今、世の中は、高度情報化やグローバル化のもと、様々な価値観を持った複雑な社会が展開されようとしています。また、2年前から全世界を驚異におとしいれた新型コロナウィルスの感染で、これまでの生活様式は一変してしまいました。みなさんは1年生の終わりから2年以上もコロナ禍での学校生活を余儀なくされ、修学旅行や文化祭、体育祭、部活動など高校生活ではかけがえのない多くの行事や活動が、何らかの制約の下で行なわれ、とても大変な毎日を過ごしてきたのではないでしょうか。ただ、高校生活の多くをコロナ禍で過ごすという大変な体験は、社会に出てから何らかの指針となるはずです。というのも、これまでは与えられた課題を着実にこなしていけば、先へ進むことができましたが、これからは、課題そのものを自分で見つけ、解決していくという主体的な側面が重要視されるからです。このことは、個人の自由度が増すことを意味しますが、反面、それ以上に個人の責任が大きくなるということでもあります。とりわけ、今年4月1日から民法の成人年齢が、20歳から18歳に下がり、みなさんが新しい道を歩む4月から、いきなり大人の仲間入りをすることになります。これまでは、なにか金銭上のトラブルがあれば、保護者や家族が前に出て助けてくれましたが、これからは、みなさん方が自分自身でそのトラブルを解決しなければならないのです。成人とはそういうことを意味するので、これからは自由を存分に謳歌し、一方で、責任をしっかりと果たすことのできる人間に育ってください。私の座右の銘に「彰往考来」と言う言葉があります。これは、中国の『春秋』左氏伝にある言葉で、過去を彰らかにして、未来のことを考える、それが歴史の目的だ、という意味です。歴史を学ぶのは、過去を懐かしむためでなく、よりよい未来を創るために学ぶのです。これからの人生、いろいろな壁に突き当たることもあるでしょうが、その時は、みなさんの過去を振り返ってみてください。そこには進むべき未来の手がかりがきっと隠されているはずです。

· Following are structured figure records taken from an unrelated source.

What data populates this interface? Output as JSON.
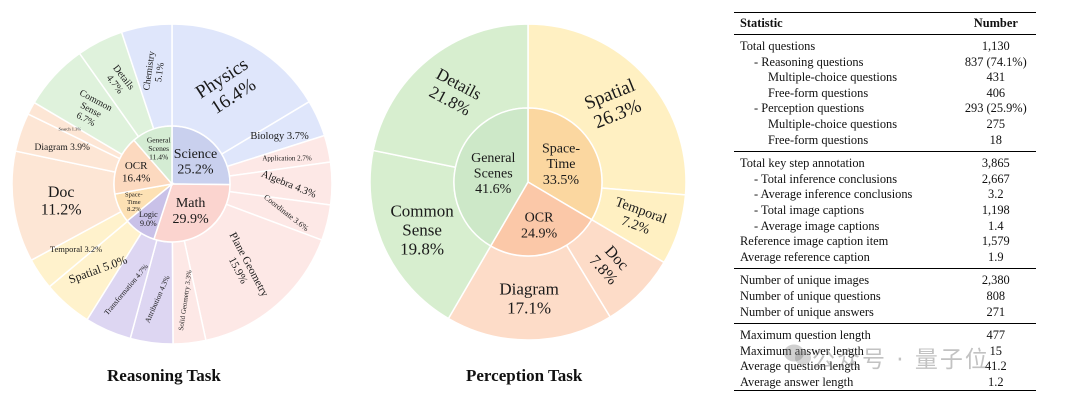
{
  "colors": {
    "science": "#c9d0ee",
    "math": "#fbd4cf",
    "general_scenes": "#d4ecd3",
    "ocr": "#fcd9bf",
    "space_time": "#fde1b4",
    "logic": "#c9c1e8",
    "science_outer": "#dfe6fb",
    "math_outer": "#fde8e6",
    "general_outer": "#dff2dc",
    "ocr_outer": "#fde6d5",
    "space_outer": "#fff2cc",
    "logic_outer": "#ddd6f2",
    "p_general": "#cde8c8",
    "p_general_outer": "#d7eecf",
    "p_space": "#fbd7a0",
    "p_space_outer": "#fff0c2",
    "p_ocr": "#fbc8a8",
    "p_ocr_outer": "#fddcc8"
  },
  "chart_data": [
    {
      "type": "pie",
      "title": "Reasoning Task",
      "inner": [
        {
          "label": "Science",
          "value": 25.2,
          "display": "25.2%"
        },
        {
          "label": "Math",
          "value": 29.9,
          "display": "29.9%"
        },
        {
          "label": "Logic",
          "value": 9.0,
          "display": "9.0%"
        },
        {
          "label": "Space-Time",
          "value": 8.2,
          "display": "8.2%"
        },
        {
          "label": "OCR",
          "value": 16.4,
          "display": "16.4%"
        },
        {
          "label": "General Scenes",
          "value": 11.4,
          "display": "11.4%"
        }
      ],
      "outer": [
        {
          "label": "Physics",
          "value": 16.4,
          "display": "16.4%",
          "parent": "Science"
        },
        {
          "label": "Biology",
          "value": 3.7,
          "display": "3.7%",
          "parent": "Science"
        },
        {
          "label": "Application",
          "value": 2.7,
          "display": "2.7%",
          "parent": "Math"
        },
        {
          "label": "Algebra",
          "value": 4.3,
          "display": "4.3%",
          "parent": "Math"
        },
        {
          "label": "Coordinate",
          "value": 3.6,
          "display": "3.6%",
          "parent": "Math"
        },
        {
          "label": "Plane Geometry",
          "value": 15.9,
          "display": "15.9%",
          "parent": "Math"
        },
        {
          "label": "Solid Geometry",
          "value": 3.3,
          "display": "3.3%",
          "parent": "Math"
        },
        {
          "label": "Attribution",
          "value": 4.3,
          "display": "4.3%",
          "parent": "Logic"
        },
        {
          "label": "Transformation",
          "value": 4.7,
          "display": "4.7%",
          "parent": "Logic"
        },
        {
          "label": "Spatial",
          "value": 5.0,
          "display": "5.0%",
          "parent": "Space-Time"
        },
        {
          "label": "Temporal",
          "value": 3.2,
          "display": "3.2%",
          "parent": "Space-Time"
        },
        {
          "label": "Doc",
          "value": 11.2,
          "display": "11.2%",
          "parent": "OCR"
        },
        {
          "label": "Diagram",
          "value": 3.9,
          "display": "3.9%",
          "parent": "OCR"
        },
        {
          "label": "Search",
          "value": 1.3,
          "display": "1.3%",
          "parent": "OCR"
        },
        {
          "label": "Common Sense",
          "value": 6.7,
          "display": "6.7%",
          "parent": "General Scenes"
        },
        {
          "label": "Details",
          "value": 4.7,
          "display": "4.7%",
          "parent": "General Scenes"
        },
        {
          "label": "Chemistry",
          "value": 5.1,
          "display": "5.1%",
          "parent": "Science"
        }
      ]
    },
    {
      "type": "pie",
      "title": "Perception Task",
      "inner": [
        {
          "label": "Space-Time",
          "value": 33.5,
          "display": "33.5%"
        },
        {
          "label": "OCR",
          "value": 24.9,
          "display": "24.9%"
        },
        {
          "label": "General Scenes",
          "value": 41.6,
          "display": "41.6%"
        }
      ],
      "outer": [
        {
          "label": "Spatial",
          "value": 26.3,
          "display": "26.3%",
          "parent": "Space-Time"
        },
        {
          "label": "Temporal",
          "value": 7.2,
          "display": "7.2%",
          "parent": "Space-Time"
        },
        {
          "label": "Doc",
          "value": 7.8,
          "display": "7.8%",
          "parent": "OCR"
        },
        {
          "label": "Diagram",
          "value": 17.1,
          "display": "17.1%",
          "parent": "OCR"
        },
        {
          "label": "Common Sense",
          "value": 19.8,
          "display": "19.8%",
          "parent": "General Scenes"
        },
        {
          "label": "Details",
          "value": 21.8,
          "display": "21.8%",
          "parent": "General Scenes"
        }
      ]
    }
  ],
  "table": {
    "headers": [
      "Statistic",
      "Number"
    ],
    "groups": [
      [
        {
          "label": "Total questions",
          "value": "1,130",
          "indent": 0
        },
        {
          "label": "- Reasoning questions",
          "value": "837 (74.1%)",
          "indent": 1
        },
        {
          "label": "Multiple-choice questions",
          "value": "431",
          "indent": 2
        },
        {
          "label": "Free-form questions",
          "value": "406",
          "indent": 2
        },
        {
          "label": "- Perception questions",
          "value": "293 (25.9%)",
          "indent": 1
        },
        {
          "label": "Multiple-choice questions",
          "value": "275",
          "indent": 2
        },
        {
          "label": "Free-form questions",
          "value": "18",
          "indent": 2
        }
      ],
      [
        {
          "label": "Total key step annotation",
          "value": "3,865",
          "indent": 0
        },
        {
          "label": "- Total inference conclusions",
          "value": "2,667",
          "indent": 1
        },
        {
          "label": "- Average inference conclusions",
          "value": "3.2",
          "indent": 1
        },
        {
          "label": "- Total image captions",
          "value": "1,198",
          "indent": 1
        },
        {
          "label": "- Average image captions",
          "value": "1.4",
          "indent": 1
        },
        {
          "label": "Reference image caption item",
          "value": "1,579",
          "indent": 0
        },
        {
          "label": "Average reference caption",
          "value": "1.9",
          "indent": 0
        }
      ],
      [
        {
          "label": "Number of unique images",
          "value": "2,380",
          "indent": 0
        },
        {
          "label": "Number of unique questions",
          "value": "808",
          "indent": 0
        },
        {
          "label": "Number of unique answers",
          "value": "271",
          "indent": 0
        }
      ],
      [
        {
          "label": "Maximum question length",
          "value": "477",
          "indent": 0
        },
        {
          "label": "Maximum answer length",
          "value": "15",
          "indent": 0
        },
        {
          "label": "Average question length",
          "value": "41.2",
          "indent": 0
        },
        {
          "label": "Average answer length",
          "value": "1.2",
          "indent": 0
        }
      ]
    ]
  },
  "watermark": "公众号 · 量子位"
}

みなさんは、今日、御影高校を卒業しますが、これからは同窓生として、母校を見守っていてください。そしてここ御影高校での想い出を忘れずに、さらなる飛躍をとげるようがんばって下さい。

最後になりましたが、清明会は、卒業生の絆を深める存在として、クラス会や学年会の支援をさせてもらっています。しばらくはこうした会合が持ちにくいですが、コロナが終息した際には、クラス会や学年会を開催して親睦を図ってもらえるよう何でもご相談ください。そして、清明会へのご支援、ご協力を、お願いいたします。

本日はおめでとうございました。